Just like a solution, the infeasibility certificate can be of better or worse quality. The infeasibility certificate above is very solid. However, there can be less clear-cut cases, such as for example:
Problem status : PRIMAL_INFEASIBLE Solution status : PRIMAL_INFEASIBLE_CER Dual. obj: 1.6378689238e-06 nrm: 6e+05 Viol. con: 7e-03 var: 2e-04 acc: 0e+00
This infeasibility certificate is more dubious because the dual objective is positive, but barely so in comparison with the large violations. It also has rather large norm. This is more likely an indication that the problem is borderline between feasibility and infeasibility or simply ill-posed and sensitive to tiny variations in input data. See Sec. 7.3 (Debugging infeasibility) and Sec. 7.2 (Addressing numerical issues).
The same remarks apply to dual infeasibility (i.e. unboundedness) certificates. Here the primal objective should be negative a minimization problem and positive for a maximization problem.

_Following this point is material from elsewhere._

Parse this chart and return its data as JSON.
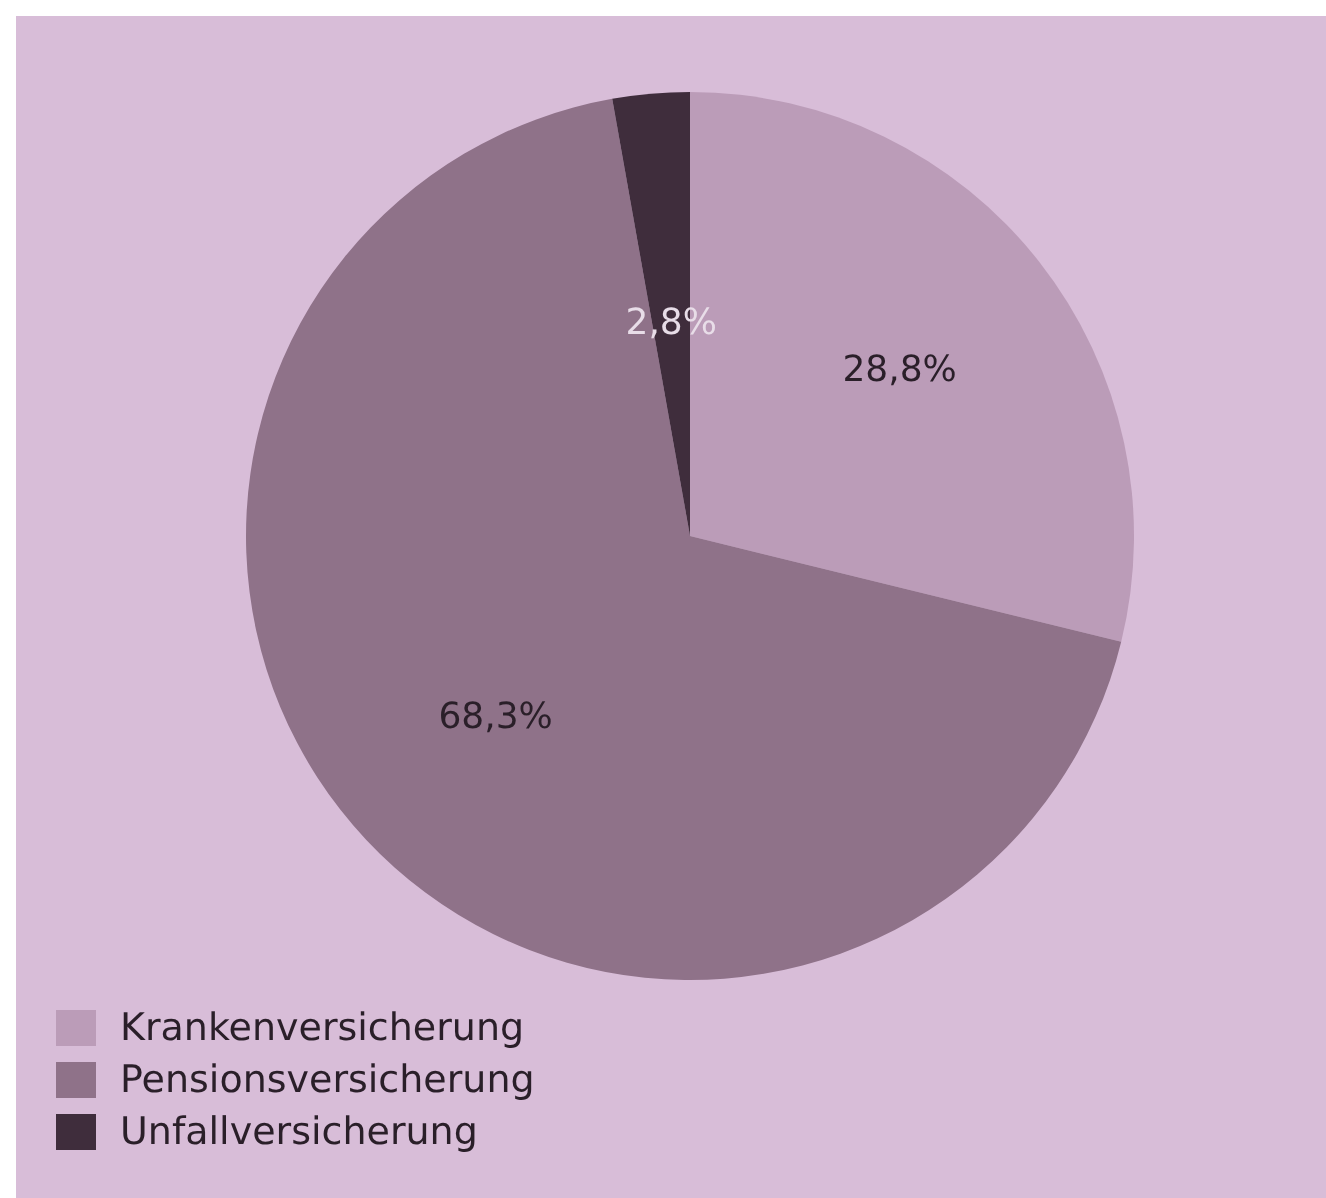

7.1.3 Mixed-integer problem¶
Optimal integer solution
For a mixed-integer problem there is no dual solution and a typical optimal solution report will look as follows:
Problem status : PRIMAL_FEASIBLE Solution status : INTEGER_OPTIMAL Primal. obj: 6.0111122960e+06 nrm: 1e+03 Viol. con: 2e-13 var: 2e-14 itg: 5e-15
The interpretation of all elements is as for a continuous problem. The additional field
itg denotes the maximum violation of an integer variable from being an exact integer.
Feasible integer solution
If the solver found an integer solution but did not prove optimality, for instance because of a time limit, the solution status will be
Problem status : PRIMAL_FEASIBLE Solution status : PRIMAL_FEASIBLE Primal. obj: 6.0114607792e+06 nrm: 1e+03 Viol. con: 2e-13 var: 2e-13 itg: 4e-15
In this case it is valuable to go back to the optimizer summary to see how good the best solution is:
31 35 1 0 6.0114607792e+06 6.0078960892e+06 0.06 4.1 Objective of best integer solution : 6.011460779193e+06 Best objective bound : 6.007896089225e+06
In this case the best integer solution found has objective value
6.011460779193e+06, the best proved lower bound is
6.007896089225e+06 and so the solution is guaranteed to be within \(0.06\%\) from optimum. The same data can be obtained as information items through an API. See also Sec. 9.4 (The Optimizer for Mixed-Integer Problems) for more details.
If the problem is declared infeasible the summary is simply
Problem status : PRIMAL_INFEASIBLE Solution status : UNKNOWN Primal. obj: 0.0000000000e+00 nrm: 0e+00 Viol. con: 0e+00 var: 0e+00 itg: 0e+00
If infeasibility was not expected, consult Sec. 7.3 (Debugging infeasibility).